Hausdurchsuchungen und Verfolgung von Menschen, deren einziges Vergehen ist, die Regierungsmeinung nicht zu teilen und die keine Straftat begangen haben – das kennzeichnet Diktaturen und den Alltag in islamischen Staaten – doch Deutschland rast ungebremst und jubelnd genau in diese Richtung.

Jedes Mittel im „Kampf gegen rechts“ scheint seit dem – bisher noch nicht aufgeklärten – Mord an Lübcke erlaubt. Es macht sich das Gefühl breit, dass er einigen Protagonisten recht kommt, um mal so richtig aufzuräumen. Im Angesicht der für die Demokratie wirklich brandgefährlichen Situation, meldet sich der „Sumpf-Bewohner“ Martin Sellner zu Wort, der gerade in Österreich am eigenen Leib erfahren darf, wie es sich anfühlt, wegen friedlicher Aktionen, Kritik an Masseneinwanderung und Islamisierung bevorzugtes Objekt von Staatsanwaltschaft, Polizei und Medien zu sein. Ergebnis: Sellner wird permanent mit Hausdurchsuchungen überzogen und Anklagen überzogen, weil ihm eine direkte Verbindung mit dem Christchurch -Mörder unterstellt wird.
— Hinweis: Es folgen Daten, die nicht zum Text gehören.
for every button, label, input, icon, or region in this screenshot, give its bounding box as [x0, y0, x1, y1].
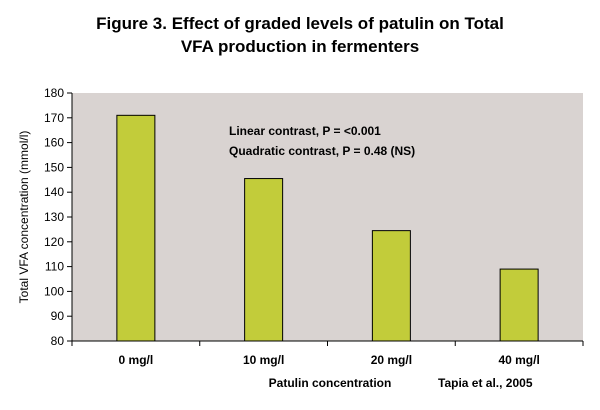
y-tick-label: 180: [44, 86, 64, 100]
bar-0-mg-l: [116, 114, 156, 342]
plot-area: [72, 93, 583, 341]
annotation-quadratic-contrast: Quadratic contrast, P = 0.48 (NS): [229, 144, 415, 158]
x-axis-label: Patulin concentration: [269, 376, 392, 390]
y-tick-label: 130: [44, 210, 64, 224]
y-tick-label: 80: [51, 334, 65, 348]
bar-20-mg-l: [371, 230, 411, 342]
y-tick-label: 160: [44, 136, 64, 150]
y-tick-label: 150: [44, 160, 64, 174]
y-axis-label: Total VFA concentration (mmol/l): [17, 131, 31, 304]
y-tick-label: 120: [44, 235, 64, 249]
y-tick-label: 100: [44, 284, 64, 298]
y-tick-label: 110: [45, 260, 64, 274]
x-tick-label: 40 mg/l: [498, 353, 539, 367]
source-citation: Tapia et al., 2005: [438, 376, 533, 390]
annotation-linear-contrast: Linear contrast, P = <0.001: [229, 124, 381, 138]
x-tick-label: 10 mg/l: [243, 353, 284, 367]
bar-40-mg-l: [499, 268, 539, 342]
y-tick-label: 90: [51, 309, 65, 323]
x-tick-label: 20 mg/l: [371, 353, 412, 367]
bar-10-mg-l: [244, 178, 284, 342]
x-tick-label: 0 mg/l: [119, 353, 154, 367]
chart-title-line-2: VFA production in fermenters: [180, 37, 420, 56]
y-tick-label: 170: [44, 111, 64, 125]
chart-title-line-1: Figure 3. Effect of graded levels of pat…: [96, 14, 504, 33]
y-tick-label: 140: [44, 185, 64, 199]
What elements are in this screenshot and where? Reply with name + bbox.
Die staatliche Repressionsschlinge zieht sich in Deutschland gleichermaßen wie in Österreich  immer weiter zu und  so beklagt Sellner auch zu Recht den fehlenden Zusammenhalt  im rechten Lager: „Ich rufe auf zur vollen Solidarität mit Götz Kubitschek und Schnellroda“, so der 30-Jährige auf seinem YouTube-Kanal.

„Leute, die meinen, Woche um Woche ihre Hauptbeschäftigung darin sehen zu müssen, Götz Kubitschek und andere zu kritisieren, sie als Nazis zu beschimpfen, zu sagen, sie wären zu rechts, zu extrem, diesen Leuten sage ich: Der Raum des Sagbaren, der immer enger wird, juristisch und medial, der wird nicht größer, indem ihr andere raustretet und versucht, euch auf Kosten anderer zu profilieren. Ich hoffe, dass spätestens jetzt jeder kapiert, dass hier volle Solidarität angesagt ist“, so Sellner in Richtung der Verfasser und Unterzeichner der vorangegangenen Erklärung der Freien Medien zum Mordfall Lübcke (jouwatch berichtete) , die seit kurzem für heftige Auseinandersetzungen innerhalb des „rechten“ Lagers sorgt.

Medien und Politik würden versuchen, mit Kubitschek dasselbe zu machen, wie mit ihm: Beide sollen als sogenannte „geistige Brandstifter“ für alle möglichen rechten Terrorakte herhalten, so Martin Sellner in seinem jüngsten Video.